When Escherichia coli was incubated with xanthine oxidase and acetaldehyde, the killing of E. coli was accelerated by iron-EDTA but inhibited by hematin or hemoglobin. On the other hand, when E. coli was incubated with human neutrophils in the presence of phorbol myristate acetate (PMA), all of these iron species at concentrations of a few micromolar accelerated the inactivation of neutrophils and in so doing protected the E. coli from being killed by the neutrophils.
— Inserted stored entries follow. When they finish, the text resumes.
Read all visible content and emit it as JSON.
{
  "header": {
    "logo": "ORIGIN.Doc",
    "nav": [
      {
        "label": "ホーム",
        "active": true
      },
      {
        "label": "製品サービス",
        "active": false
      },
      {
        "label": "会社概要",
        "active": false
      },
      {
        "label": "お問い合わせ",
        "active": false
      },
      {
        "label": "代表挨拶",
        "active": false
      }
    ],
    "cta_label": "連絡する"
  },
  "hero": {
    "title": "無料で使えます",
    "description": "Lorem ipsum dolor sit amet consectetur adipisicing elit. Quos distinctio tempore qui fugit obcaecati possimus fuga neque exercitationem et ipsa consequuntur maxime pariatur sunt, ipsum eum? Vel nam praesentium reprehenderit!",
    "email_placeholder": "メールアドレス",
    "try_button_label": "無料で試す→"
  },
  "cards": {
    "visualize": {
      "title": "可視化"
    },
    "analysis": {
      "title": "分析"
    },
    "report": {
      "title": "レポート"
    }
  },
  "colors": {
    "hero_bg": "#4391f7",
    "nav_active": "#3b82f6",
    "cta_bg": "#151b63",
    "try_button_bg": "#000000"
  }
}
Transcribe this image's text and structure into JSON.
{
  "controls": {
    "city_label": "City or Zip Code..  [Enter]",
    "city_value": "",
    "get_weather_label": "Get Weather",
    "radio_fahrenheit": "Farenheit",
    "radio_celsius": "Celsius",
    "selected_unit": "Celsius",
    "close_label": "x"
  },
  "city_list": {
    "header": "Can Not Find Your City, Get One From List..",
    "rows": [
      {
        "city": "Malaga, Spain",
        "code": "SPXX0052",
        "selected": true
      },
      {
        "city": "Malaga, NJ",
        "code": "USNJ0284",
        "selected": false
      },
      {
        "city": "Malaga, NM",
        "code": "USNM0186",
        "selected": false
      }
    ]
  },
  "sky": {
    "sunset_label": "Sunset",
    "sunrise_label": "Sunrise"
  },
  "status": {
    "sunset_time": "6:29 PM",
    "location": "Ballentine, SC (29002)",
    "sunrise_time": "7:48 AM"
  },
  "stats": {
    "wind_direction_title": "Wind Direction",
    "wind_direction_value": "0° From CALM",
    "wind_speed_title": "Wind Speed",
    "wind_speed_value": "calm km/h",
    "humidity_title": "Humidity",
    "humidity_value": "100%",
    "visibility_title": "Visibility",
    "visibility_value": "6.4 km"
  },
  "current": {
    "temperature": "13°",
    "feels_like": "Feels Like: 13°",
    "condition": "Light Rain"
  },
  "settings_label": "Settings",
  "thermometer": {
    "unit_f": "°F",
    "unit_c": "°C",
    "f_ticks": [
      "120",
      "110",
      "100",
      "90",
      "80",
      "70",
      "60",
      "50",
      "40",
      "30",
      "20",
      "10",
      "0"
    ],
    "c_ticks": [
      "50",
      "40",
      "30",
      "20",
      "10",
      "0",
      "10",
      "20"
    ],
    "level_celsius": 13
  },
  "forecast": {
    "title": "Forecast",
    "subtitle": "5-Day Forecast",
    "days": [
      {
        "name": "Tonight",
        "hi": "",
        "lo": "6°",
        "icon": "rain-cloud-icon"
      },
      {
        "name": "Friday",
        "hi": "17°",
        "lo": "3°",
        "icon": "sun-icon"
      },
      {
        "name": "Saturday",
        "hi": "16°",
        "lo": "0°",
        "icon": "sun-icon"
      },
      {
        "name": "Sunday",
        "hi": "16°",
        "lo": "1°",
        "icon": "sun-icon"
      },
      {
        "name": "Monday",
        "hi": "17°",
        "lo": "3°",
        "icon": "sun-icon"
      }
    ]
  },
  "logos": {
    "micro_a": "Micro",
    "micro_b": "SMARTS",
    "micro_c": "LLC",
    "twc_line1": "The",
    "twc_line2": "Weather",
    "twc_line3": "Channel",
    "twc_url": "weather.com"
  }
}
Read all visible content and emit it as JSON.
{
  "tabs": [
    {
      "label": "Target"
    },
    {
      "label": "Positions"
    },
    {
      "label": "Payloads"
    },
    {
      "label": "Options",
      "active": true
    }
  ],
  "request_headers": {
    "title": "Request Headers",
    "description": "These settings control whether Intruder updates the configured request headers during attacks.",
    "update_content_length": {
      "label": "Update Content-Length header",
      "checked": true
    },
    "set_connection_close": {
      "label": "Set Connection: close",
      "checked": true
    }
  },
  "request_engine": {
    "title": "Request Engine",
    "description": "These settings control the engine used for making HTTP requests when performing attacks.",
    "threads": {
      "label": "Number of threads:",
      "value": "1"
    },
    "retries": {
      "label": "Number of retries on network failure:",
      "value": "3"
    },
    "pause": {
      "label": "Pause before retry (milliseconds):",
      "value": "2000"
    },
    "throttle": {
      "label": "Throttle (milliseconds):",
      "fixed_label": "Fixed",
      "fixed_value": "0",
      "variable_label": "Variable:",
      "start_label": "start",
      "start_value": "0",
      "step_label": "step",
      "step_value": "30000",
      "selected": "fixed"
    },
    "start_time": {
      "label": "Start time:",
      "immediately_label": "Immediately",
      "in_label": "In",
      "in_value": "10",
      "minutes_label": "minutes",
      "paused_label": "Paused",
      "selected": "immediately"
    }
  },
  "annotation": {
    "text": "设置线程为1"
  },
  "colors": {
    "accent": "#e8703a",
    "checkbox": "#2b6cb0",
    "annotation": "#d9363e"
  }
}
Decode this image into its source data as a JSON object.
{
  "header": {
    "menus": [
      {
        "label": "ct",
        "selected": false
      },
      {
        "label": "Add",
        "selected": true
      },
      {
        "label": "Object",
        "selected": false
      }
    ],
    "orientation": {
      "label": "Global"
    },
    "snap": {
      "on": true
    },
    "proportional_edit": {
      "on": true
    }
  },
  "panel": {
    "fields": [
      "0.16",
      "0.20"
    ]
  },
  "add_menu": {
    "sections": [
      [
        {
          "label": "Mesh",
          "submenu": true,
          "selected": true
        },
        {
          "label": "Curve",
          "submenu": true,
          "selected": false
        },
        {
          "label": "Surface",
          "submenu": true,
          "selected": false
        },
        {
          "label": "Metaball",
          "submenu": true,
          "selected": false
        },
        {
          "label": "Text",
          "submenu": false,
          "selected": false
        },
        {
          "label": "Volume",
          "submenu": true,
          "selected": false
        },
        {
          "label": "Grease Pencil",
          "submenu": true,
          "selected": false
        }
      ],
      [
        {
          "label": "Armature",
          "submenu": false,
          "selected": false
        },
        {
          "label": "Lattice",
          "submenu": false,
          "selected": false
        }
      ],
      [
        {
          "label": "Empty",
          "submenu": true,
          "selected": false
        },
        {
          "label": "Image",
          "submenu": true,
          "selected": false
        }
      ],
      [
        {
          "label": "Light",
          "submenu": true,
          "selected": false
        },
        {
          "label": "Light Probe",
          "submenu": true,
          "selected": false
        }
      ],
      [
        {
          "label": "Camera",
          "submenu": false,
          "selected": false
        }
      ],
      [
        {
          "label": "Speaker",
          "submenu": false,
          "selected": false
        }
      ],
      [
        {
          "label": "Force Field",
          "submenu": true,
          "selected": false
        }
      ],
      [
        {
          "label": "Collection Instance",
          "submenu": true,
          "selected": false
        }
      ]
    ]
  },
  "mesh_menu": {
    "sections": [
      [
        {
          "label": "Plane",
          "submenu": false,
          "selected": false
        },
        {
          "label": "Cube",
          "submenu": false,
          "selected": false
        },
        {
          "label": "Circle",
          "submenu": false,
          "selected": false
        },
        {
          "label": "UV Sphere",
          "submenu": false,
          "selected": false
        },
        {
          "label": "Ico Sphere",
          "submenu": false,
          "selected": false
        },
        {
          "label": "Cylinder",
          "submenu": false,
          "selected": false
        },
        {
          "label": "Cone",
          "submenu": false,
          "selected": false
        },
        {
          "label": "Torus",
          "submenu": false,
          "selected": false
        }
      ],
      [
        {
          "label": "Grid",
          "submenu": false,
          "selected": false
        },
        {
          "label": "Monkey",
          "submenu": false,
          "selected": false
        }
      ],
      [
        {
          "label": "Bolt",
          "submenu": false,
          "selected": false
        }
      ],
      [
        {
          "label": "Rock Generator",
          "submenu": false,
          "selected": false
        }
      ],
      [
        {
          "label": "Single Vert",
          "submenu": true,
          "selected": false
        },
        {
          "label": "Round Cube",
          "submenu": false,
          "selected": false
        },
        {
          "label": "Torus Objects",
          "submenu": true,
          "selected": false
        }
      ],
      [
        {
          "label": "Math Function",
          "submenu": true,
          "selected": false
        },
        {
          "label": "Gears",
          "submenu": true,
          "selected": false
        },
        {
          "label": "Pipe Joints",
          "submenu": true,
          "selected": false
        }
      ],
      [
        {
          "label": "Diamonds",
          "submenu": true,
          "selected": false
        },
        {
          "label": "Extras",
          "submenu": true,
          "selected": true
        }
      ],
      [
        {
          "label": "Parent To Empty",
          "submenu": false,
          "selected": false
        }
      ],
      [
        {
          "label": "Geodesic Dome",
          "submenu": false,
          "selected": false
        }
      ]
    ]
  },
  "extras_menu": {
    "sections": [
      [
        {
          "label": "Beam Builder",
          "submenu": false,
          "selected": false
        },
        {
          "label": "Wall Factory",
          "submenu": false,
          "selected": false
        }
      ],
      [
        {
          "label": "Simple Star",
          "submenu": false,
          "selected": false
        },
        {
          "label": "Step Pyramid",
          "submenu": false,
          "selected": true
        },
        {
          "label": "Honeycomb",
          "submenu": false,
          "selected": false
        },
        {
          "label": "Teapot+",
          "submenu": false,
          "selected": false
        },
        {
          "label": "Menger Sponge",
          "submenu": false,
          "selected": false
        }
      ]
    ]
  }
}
The inactivation of the neutrophils was accompanied by an increase in lipid peroxidation and by a decrease in viability measured with trypan blue. This inactivation was inhibited by scavengers such as deoxyribose, mannitol, or thiourea. Desferrioxamine B and 5,5-dimethyl-1-pyrroline-1-oxide (DMPO) both inhibited the inactivation mediated by iron-EDTA, but had no effect on the hematin- or hemoglobin-mediated inactivation. Vanadium (vanadyl ion), an effective Fenton reagent, behaved in the same way as iron-EDTA relative to the effects of DMPO on neutrophil inactivation. These results led us to conclude that neutrophils were inactivated during PMA stimulation by OH radicals in the presence of iron-EDTA and by some other oxidizing species when hematin or Hb is present. Ascorbate enhanced the inactivation of neutrophils mediated by these iron species. Catalase was very effective in inhibiting neutrophil inactivation. Superoxide dismutase was not as effective but the combination with catalase was most effective.